Justice Cullinane was appointed to the Supreme Court on 16th November 1992 following a highly successful 26 year career at the bar, for the last decade as the first Queen’s Counsel to be appointed outside Brisbane.
His community contribution has embraced substantial commitment to James Cook University, serving on its Council, and acting as honorary lecturer in comparative law, contributions which led to the conferral by the University of an honorary Doctorate of Laws in the year 2007.
His Honour’s judicial and other community contributions were appropriately recognized by the nation in 2009, with his admission to the Order of Australia.
Image: The Hon Keiran Cullinane AM receiving Life Governors certificate with Foundation Chair Prof Richard Nile, June 2017.
Image: Prof Don Gallagher OAM receiving Life Governors certificate with Prof Sandra Harding AO, Foundation Deputy Chair, June 2017.
Image: Adjunct Prof Stephen Torre receiving Life Governor certificate with Prof Richard Nile, Foundation Chair and Prof Sandra Harding AO, Foundation Deputy Chair, October 2018.
Emeritus Professor Sandra Harding AO served as Vice Chancellor and President of James Cook University Australia from January 2007 to February 2022. In this role, she was responsible for ensuring clear and effective leadership and management of the University across all operating sites, including campuses in Cairns, Singapore and Townsville. Her keen focus on the Tropics and leadership of the State of the Tropics project resulted in the United National General Assembly declaring June 29 the UN International Day of the Tropics.
Over her university career, she has undertaken many sectoral leadership positions, including as Chair of the national peak body, Universities Australia, from 2013 to 2015 and as the inaugural Chair of the Queensland Vice Chancellors Committee from May 2020 to December 2021.
A Fellow of the Australian Institute of Company Directors, Emeritus Professor Harding has served as Chair or Director on the Boards or Councils of many organisations across a range of sectors within Australia and abroad.
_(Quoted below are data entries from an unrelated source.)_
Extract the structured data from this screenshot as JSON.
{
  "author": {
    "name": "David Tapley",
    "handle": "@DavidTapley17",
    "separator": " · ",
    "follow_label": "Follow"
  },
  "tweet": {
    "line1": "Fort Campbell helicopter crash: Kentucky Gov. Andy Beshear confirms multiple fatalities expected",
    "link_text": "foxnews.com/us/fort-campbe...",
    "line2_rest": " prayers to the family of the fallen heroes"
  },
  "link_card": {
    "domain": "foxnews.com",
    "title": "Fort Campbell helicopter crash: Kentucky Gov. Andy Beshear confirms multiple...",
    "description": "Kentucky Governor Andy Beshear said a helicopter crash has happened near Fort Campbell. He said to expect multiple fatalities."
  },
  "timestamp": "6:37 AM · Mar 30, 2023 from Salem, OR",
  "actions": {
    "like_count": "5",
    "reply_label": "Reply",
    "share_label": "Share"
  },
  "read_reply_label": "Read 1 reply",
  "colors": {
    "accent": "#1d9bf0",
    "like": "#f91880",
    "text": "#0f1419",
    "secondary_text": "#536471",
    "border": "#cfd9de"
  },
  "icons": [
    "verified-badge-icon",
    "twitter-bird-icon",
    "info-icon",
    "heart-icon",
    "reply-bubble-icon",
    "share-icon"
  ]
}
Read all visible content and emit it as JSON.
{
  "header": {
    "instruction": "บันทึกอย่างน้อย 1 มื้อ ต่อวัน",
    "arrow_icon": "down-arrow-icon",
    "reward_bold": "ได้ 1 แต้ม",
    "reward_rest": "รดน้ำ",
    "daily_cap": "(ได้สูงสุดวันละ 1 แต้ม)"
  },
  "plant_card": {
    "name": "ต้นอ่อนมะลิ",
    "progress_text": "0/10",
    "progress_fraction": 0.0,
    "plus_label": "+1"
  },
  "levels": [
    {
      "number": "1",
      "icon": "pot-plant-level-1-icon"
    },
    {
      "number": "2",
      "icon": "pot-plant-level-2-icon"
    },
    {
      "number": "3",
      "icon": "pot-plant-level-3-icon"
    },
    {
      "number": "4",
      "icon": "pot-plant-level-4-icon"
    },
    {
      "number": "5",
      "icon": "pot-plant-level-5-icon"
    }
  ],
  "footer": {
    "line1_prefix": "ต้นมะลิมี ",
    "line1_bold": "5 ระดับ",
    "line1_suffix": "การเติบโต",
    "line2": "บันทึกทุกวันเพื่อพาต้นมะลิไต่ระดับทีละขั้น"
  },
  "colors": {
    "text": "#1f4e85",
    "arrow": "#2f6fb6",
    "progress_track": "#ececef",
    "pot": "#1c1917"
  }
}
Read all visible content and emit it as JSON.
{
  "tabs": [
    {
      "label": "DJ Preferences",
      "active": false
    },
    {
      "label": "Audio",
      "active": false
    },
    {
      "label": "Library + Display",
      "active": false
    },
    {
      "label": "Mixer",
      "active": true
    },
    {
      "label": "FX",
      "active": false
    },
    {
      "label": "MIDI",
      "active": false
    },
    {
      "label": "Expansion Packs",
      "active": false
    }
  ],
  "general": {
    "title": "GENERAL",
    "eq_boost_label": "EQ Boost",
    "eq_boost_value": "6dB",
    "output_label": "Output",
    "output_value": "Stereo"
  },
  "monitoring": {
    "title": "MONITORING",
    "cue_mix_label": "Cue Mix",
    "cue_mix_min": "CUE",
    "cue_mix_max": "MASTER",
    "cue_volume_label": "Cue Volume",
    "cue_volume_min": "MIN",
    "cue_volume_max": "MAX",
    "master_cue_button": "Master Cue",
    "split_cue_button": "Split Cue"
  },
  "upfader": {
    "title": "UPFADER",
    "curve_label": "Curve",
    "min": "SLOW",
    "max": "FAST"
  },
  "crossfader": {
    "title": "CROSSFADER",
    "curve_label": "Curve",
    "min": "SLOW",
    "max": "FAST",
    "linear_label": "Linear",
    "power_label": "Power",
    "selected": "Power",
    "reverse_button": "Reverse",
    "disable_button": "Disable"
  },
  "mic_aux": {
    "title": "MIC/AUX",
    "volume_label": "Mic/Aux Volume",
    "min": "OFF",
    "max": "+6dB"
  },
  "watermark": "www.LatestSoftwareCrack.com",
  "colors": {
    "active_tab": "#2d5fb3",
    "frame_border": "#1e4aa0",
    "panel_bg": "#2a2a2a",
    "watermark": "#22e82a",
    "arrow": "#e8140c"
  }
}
Leigh Dale taught Australian and other literatures at the University of Southern Queensland, the University of Queensland, and the University of Wollongong, where she also supervised honours, masters and doctoral theses on Australian literature. She was editor of the journal Australian Literary Studies from 2002 to 2015, having previously been the reviews editor, and is the author of The Enchantment of English: Professing Literature in Australian Universities (Sydney University Press, 2012) as well as Responses to Self Harm (McFarland, 2015).
Leigh has published criticism of Australian writers including Thea Astley, Barbara Baynton, Lionel Fogarty, Miles Franklin, Charles Jury, David Malouf, Dorothy Porter, Katharine Susannah Prichard, Kenneth Slessor and Christos Tsiolkas, as well as articles and book chapters on higher education, colonial history, and the history of teaching literature. With Graham Barwell, she is preparing a critical edition of the novel Coonardoo to be published in 2023. She has been a judge of the Colin Roderick Award (2017 to 2021), the inaugural Barbara Jefferis Award (2008), and of prizes awarded by the Association for the Study of Australian Literature (ASAL).